Thursday, July 7, 2016

Fingerling Potato Salad, Mexican Style

When it gets as hot as it gets here, with triple digits for sometimes an entire week at a time, salad are the food of choice.

New ways to fix potatoes always works.

This turned out really great, and I hope you like it.

INGREDIENTS:
  • 12 to 14 small fingerling potatoes
  • 4 slices bacon
  •            8 Brussels Sprouts, quartered
  • 1 large red onion, peeled and sliced in rounds
  • 5 tablespoons extra-virgin olive oil
  • 1 tablespoon rendered bacon fat
  • 4 tablespoons red-wine vinegar
  • 1 chipotle chile en adobo, or to taste, mashed and minced
  •  Kosher salt and freshly ground black pepper to taste
  • INSTRUCTIONS:
  1. Take the potatoes and place in a sauce pan, add some salt and barely cover with water.
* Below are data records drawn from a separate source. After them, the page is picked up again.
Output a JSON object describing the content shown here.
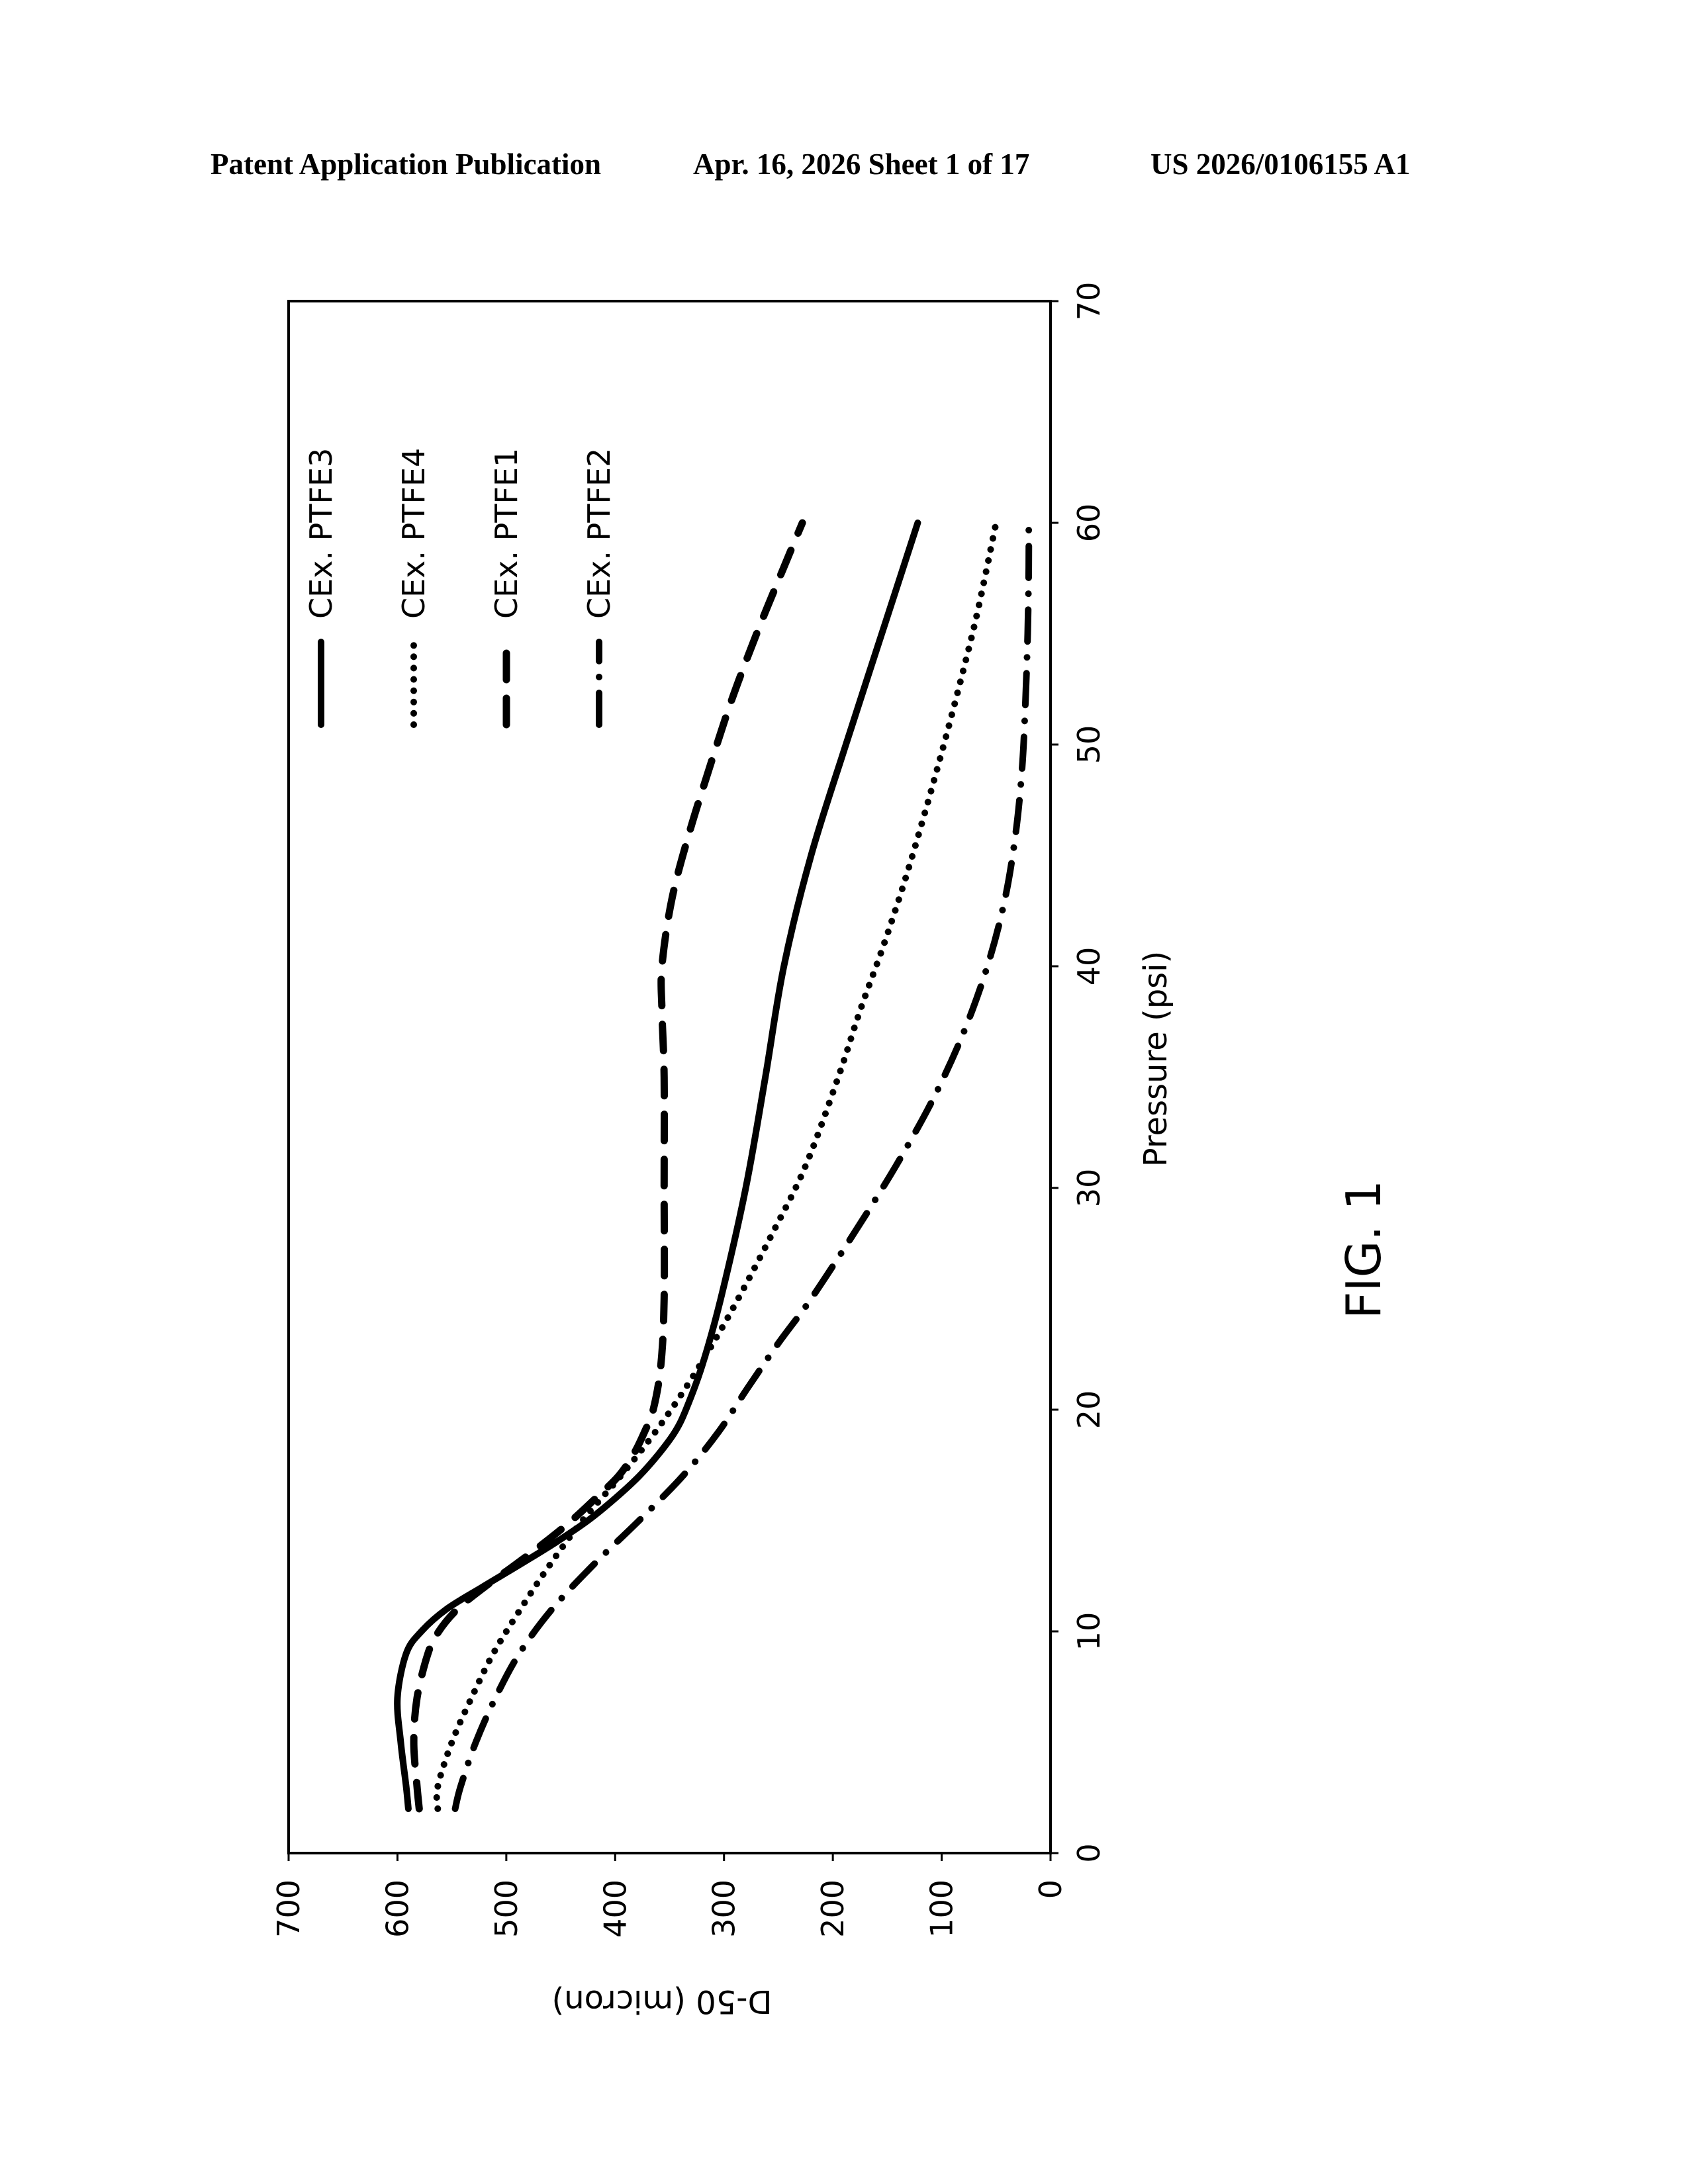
{
  "header": {
    "left": "Patent Application Publication",
    "middle": "Apr. 16, 2026  Sheet 1 of 17",
    "right": "US 2026/0106155 A1"
  },
  "figure_label": "FIG. 1",
  "chart_data": {
    "type": "line",
    "title": "",
    "xlabel": "Pressure (psi)",
    "ylabel": "D-50 (micron)",
    "xlim": [
      0,
      70
    ],
    "ylim": [
      0,
      700
    ],
    "xticks": [
      "0",
      "10",
      "20",
      "30",
      "40",
      "50",
      "60",
      "70"
    ],
    "yticks": [
      "0",
      "100",
      "200",
      "300",
      "400",
      "500",
      "600",
      "700"
    ],
    "grid": false,
    "legend_position": "top-right",
    "series": [
      {
        "name": "CEx. PTFE3",
        "style": "solid",
        "points": [
          [
            2,
            590
          ],
          [
            3,
            592
          ],
          [
            5,
            597
          ],
          [
            7,
            600
          ],
          [
            9,
            592
          ],
          [
            10,
            578
          ],
          [
            11,
            555
          ],
          [
            12,
            522
          ],
          [
            13,
            488
          ],
          [
            14,
            455
          ],
          [
            15,
            425
          ],
          [
            16,
            400
          ],
          [
            17,
            378
          ],
          [
            18,
            360
          ],
          [
            19,
            345
          ],
          [
            20,
            335
          ],
          [
            22,
            320
          ],
          [
            25,
            303
          ],
          [
            30,
            280
          ],
          [
            35,
            262
          ],
          [
            40,
            245
          ],
          [
            45,
            220
          ],
          [
            50,
            188
          ],
          [
            55,
            155
          ],
          [
            60,
            122
          ]
        ]
      },
      {
        "name": "CEx. PTFE4",
        "style": "dotted",
        "points": [
          [
            2,
            563
          ],
          [
            3,
            563
          ],
          [
            5,
            550
          ],
          [
            7,
            532
          ],
          [
            9,
            512
          ],
          [
            11,
            487
          ],
          [
            13,
            460
          ],
          [
            15,
            430
          ],
          [
            17,
            395
          ],
          [
            19,
            363
          ],
          [
            21,
            335
          ],
          [
            23,
            310
          ],
          [
            25,
            287
          ],
          [
            28,
            255
          ],
          [
            31,
            225
          ],
          [
            35,
            195
          ],
          [
            38,
            175
          ],
          [
            41,
            153
          ],
          [
            44,
            133
          ],
          [
            47,
            115
          ],
          [
            50,
            98
          ],
          [
            53,
            82
          ],
          [
            56,
            67
          ],
          [
            60,
            50
          ]
        ]
      },
      {
        "name": "CEx. PTFE1",
        "style": "dashed",
        "points": [
          [
            2,
            580
          ],
          [
            3,
            582
          ],
          [
            5,
            585
          ],
          [
            7,
            582
          ],
          [
            9,
            572
          ],
          [
            10,
            562
          ],
          [
            11,
            545
          ],
          [
            12,
            520
          ],
          [
            13,
            492
          ],
          [
            14,
            465
          ],
          [
            15,
            440
          ],
          [
            16,
            418
          ],
          [
            17,
            397
          ],
          [
            18,
            383
          ],
          [
            19,
            373
          ],
          [
            20,
            365
          ],
          [
            22,
            358
          ],
          [
            25,
            355
          ],
          [
            30,
            355
          ],
          [
            35,
            355
          ],
          [
            38,
            357
          ],
          [
            40,
            357
          ],
          [
            43,
            348
          ],
          [
            46,
            332
          ],
          [
            49,
            313
          ],
          [
            52,
            293
          ],
          [
            55,
            270
          ],
          [
            58,
            245
          ],
          [
            60,
            228
          ]
        ]
      },
      {
        "name": "CEx. PTFE2",
        "style": "dash-dot",
        "points": [
          [
            2,
            547
          ],
          [
            3,
            542
          ],
          [
            5,
            528
          ],
          [
            7,
            510
          ],
          [
            9,
            488
          ],
          [
            11,
            458
          ],
          [
            13,
            420
          ],
          [
            15,
            378
          ],
          [
            17,
            338
          ],
          [
            19,
            305
          ],
          [
            21,
            278
          ],
          [
            23,
            250
          ],
          [
            25,
            220
          ],
          [
            28,
            180
          ],
          [
            31,
            142
          ],
          [
            34,
            108
          ],
          [
            37,
            80
          ],
          [
            40,
            58
          ],
          [
            43,
            42
          ],
          [
            46,
            32
          ],
          [
            49,
            26
          ],
          [
            52,
            23
          ],
          [
            55,
            21
          ],
          [
            58,
            20
          ],
          [
            60,
            20
          ]
        ]
      }
    ]
  }
}
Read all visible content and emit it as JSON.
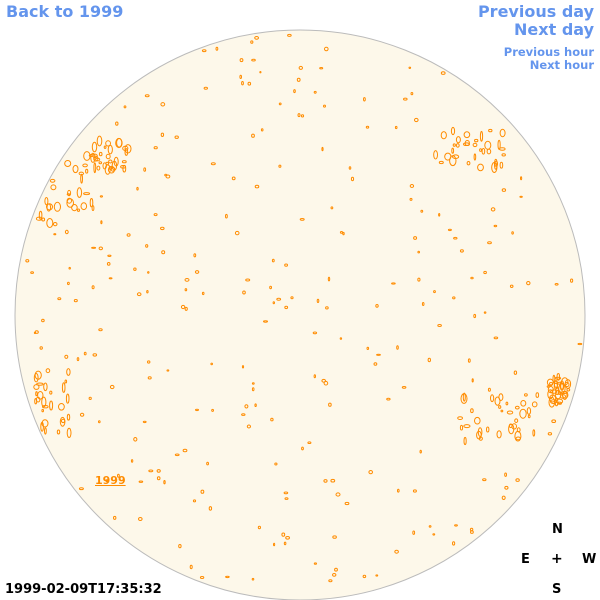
{
  "nav": {
    "back_label": "Back to 1999",
    "previous_day_label": "Previous day",
    "next_day_label": "Next day",
    "previous_hour_label": "Previous hour",
    "next_hour_label": "Next hour"
  },
  "disk": {
    "fill_color": "#fdf8ea",
    "contour_color": "#ff8c00"
  },
  "region": {
    "label": "1999"
  },
  "compass": {
    "north": "N",
    "east": "E",
    "center": "+",
    "west": "W",
    "south": "S"
  },
  "timestamp": "1999-02-09T17:35:32"
}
Cook the potatoes until nearly done. Drain, spread on a cookie sheet and cool.
  2. Clean the Brussels and then add them to the potatoes and cook until al dente, drain and spread with the potatoes to cool.
  3. Cook 4 slices of bacon, cut up into 1" pieces until crisp. Remove to paper toweling to cool. 
  4. Take one tbsp of the rendered bacon fat, add 4 tbsp olive oil, and the red wine vinegar, and whisk. Add salt and pepper and the chipotle chile, and whisk again. 
  5. When potatoes are cool, slice in half and then add with the red onion rings to the bacon pan, and saute until browned nicely and the onions are softened and charred. Remove. Add the Brussels and char them a bit. 
  6. Add all to a bowl, and mix thoroughly, adding the bacon pieces over the top after mixing the dressing well into the veggies. 
SERVES: 4-6

NOTES: You could use fresh green beans or pea pods or broccoli as the extra veggie.